UEA, Norwich March 11, 2023
by Niki Jones
Metal fans are nothing if not devoted.
By the time openers Heriot hit the stage at tonight’s sold-out show the place is wall to wall with battle-jacketed acolytes – and rightly so, because the Swindon outfit are a formidable force and one of the most exciting new prospects in extreme music, going toe to toe with the likes of Svalbard, Ithaca and Employed To Serve in the new groundswell of British metal bands.

The sound they produce is a claustrophobic blend of metalcore, death metal, sludge and around seven or eight other wonderfully horrible things.
Lead vocalists Debbie Gough and Jake Packer trade ear-piercing shrieks and guttural growls and even allow teases of melody to slip through the carnage.

Rhythms shift and mutate like Mastodon on a really, really bad day and everyone here looks like they’re glad they caught the earlier bus. Keep an eye on this lot…
Few bands can hit a stage quite like Lamb Of God. The opening strains of Memento Mori (from their 2022 self-titled album) coil the tension like a spring before exploding into an hour of some of the best riffs metal has to offer.

LoG have reached a point in their career where picking 14 songs from their epic back catalogue is a herculean task. A band who can throw Ruin and the gargantuan Walk With Me In Hell into the number two and three slots of a set with barely a breath just goes to show what a repertoire they have.
Guitarists Willie Adler and Mark Morton trade riffs like playing cards while the rhythm section of bassist John Campbell and new(ish) boy Art Cruz (filling the not unenviable shoes of the departed drummer Chris Adler with aplomb) keep things tight.

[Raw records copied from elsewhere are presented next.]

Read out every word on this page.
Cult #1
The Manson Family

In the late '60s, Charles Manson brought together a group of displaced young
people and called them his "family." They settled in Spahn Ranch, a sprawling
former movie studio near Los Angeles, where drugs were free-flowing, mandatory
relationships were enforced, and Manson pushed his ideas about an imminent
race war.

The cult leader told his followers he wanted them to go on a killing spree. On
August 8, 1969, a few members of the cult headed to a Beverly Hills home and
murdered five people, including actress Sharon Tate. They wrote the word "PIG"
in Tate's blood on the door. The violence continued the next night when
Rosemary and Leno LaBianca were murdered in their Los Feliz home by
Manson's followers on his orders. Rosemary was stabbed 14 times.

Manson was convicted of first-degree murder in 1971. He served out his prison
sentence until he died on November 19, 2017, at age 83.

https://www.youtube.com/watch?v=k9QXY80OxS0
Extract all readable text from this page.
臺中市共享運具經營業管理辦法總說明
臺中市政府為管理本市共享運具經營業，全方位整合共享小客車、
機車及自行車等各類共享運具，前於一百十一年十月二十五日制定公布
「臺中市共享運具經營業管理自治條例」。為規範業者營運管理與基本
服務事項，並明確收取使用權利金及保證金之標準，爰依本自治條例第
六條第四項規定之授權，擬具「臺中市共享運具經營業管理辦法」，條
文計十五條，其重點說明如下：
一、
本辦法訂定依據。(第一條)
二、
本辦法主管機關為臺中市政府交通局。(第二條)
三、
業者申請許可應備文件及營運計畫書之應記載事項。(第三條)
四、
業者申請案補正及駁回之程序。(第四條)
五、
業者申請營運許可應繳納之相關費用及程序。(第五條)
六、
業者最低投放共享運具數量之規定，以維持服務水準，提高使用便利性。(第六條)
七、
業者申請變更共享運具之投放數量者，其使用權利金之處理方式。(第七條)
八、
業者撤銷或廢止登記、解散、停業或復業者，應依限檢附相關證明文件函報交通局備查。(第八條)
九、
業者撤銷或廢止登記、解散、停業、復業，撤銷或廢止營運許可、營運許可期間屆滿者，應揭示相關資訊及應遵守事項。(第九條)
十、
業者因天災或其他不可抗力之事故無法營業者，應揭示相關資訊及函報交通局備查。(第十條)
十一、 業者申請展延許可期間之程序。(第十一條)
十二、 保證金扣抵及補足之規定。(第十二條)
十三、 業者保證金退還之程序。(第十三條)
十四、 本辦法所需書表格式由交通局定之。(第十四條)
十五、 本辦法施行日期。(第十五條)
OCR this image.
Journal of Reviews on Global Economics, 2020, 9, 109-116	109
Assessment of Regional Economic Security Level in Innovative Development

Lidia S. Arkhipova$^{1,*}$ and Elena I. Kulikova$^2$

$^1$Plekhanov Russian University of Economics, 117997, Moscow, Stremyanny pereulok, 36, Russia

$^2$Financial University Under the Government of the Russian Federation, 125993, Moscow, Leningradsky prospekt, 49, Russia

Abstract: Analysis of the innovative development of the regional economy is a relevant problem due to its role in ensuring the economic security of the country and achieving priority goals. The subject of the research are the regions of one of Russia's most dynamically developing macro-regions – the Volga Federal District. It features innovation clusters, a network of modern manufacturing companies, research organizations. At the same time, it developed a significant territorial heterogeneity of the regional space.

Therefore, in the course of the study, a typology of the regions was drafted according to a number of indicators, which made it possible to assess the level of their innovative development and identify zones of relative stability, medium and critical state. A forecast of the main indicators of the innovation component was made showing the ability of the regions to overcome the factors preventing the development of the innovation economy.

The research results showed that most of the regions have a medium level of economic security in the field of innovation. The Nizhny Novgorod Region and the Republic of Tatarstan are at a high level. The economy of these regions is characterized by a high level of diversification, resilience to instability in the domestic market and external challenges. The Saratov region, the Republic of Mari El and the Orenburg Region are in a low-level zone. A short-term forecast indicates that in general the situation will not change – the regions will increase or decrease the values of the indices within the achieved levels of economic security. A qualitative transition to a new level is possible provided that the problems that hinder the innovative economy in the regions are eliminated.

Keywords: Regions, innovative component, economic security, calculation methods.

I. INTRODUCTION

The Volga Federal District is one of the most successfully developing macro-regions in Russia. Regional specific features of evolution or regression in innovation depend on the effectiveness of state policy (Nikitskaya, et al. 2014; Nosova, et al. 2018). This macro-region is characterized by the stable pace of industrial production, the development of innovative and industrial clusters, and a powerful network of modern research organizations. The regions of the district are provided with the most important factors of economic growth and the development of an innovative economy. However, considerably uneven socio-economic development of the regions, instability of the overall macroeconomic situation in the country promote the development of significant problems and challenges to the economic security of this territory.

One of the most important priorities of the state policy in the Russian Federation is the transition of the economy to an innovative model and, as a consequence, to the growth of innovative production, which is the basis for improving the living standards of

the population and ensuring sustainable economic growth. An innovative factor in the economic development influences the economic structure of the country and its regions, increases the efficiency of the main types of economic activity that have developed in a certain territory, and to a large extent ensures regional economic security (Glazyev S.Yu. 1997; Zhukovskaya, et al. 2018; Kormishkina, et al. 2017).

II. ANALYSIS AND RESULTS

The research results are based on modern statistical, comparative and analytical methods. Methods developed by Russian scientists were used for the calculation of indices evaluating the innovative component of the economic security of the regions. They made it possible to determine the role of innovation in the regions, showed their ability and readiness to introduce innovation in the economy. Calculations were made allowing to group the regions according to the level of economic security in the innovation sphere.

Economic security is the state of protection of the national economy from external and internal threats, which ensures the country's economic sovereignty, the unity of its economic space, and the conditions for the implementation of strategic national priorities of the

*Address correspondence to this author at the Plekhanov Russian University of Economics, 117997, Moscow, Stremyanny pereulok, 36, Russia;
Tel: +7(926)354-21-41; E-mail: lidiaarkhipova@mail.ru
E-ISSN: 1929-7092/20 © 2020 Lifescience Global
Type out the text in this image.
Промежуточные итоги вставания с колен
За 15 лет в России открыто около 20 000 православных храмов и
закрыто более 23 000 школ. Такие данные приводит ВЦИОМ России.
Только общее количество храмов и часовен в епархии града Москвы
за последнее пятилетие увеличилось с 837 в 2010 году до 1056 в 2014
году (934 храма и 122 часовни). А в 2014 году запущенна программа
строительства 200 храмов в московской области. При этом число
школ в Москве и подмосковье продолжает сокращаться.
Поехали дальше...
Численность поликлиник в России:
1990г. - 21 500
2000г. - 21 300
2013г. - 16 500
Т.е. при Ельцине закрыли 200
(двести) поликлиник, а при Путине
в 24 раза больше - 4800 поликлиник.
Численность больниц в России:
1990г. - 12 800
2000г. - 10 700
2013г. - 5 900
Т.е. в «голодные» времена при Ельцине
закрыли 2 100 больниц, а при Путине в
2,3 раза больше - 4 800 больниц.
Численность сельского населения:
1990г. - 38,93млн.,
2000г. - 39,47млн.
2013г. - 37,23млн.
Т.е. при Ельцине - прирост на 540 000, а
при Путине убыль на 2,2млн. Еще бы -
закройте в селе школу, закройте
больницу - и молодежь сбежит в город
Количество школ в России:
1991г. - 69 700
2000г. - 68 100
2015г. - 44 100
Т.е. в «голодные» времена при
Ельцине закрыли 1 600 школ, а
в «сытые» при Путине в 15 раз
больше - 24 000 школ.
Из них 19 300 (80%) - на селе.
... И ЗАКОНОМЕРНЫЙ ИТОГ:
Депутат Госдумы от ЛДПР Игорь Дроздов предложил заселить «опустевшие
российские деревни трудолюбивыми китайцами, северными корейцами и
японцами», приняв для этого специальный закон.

And then there’s Randy Blythe. A ball of kinetic energy, he prowls the stage like a caged animal and is one of metal’s great frontmen.
His stage banter belies his terrifying growl. He laments the passing of the Colman’s Museum (“I wanted to buy a fucking T-shirt, man!”) before dedicating Now You’ve Got Something To Die For to all the people who worked at the factory (perhaps somewhat overestimating our devotion to mustard, but the sentiment is appreciated).

He dedicates the crushing Omerta to Chester, the little dog he met while walking around the lake by the UEA and whose owner apparently didn’t appreciate his English accent.
By the time the iconic opening riff to Redneck fills our ears it’s hard to believe we’re coming to the end.

Fourteen songs hardly seems enough, but it will more than do.
Thanks for swinging by, guys! Sorry about the museum.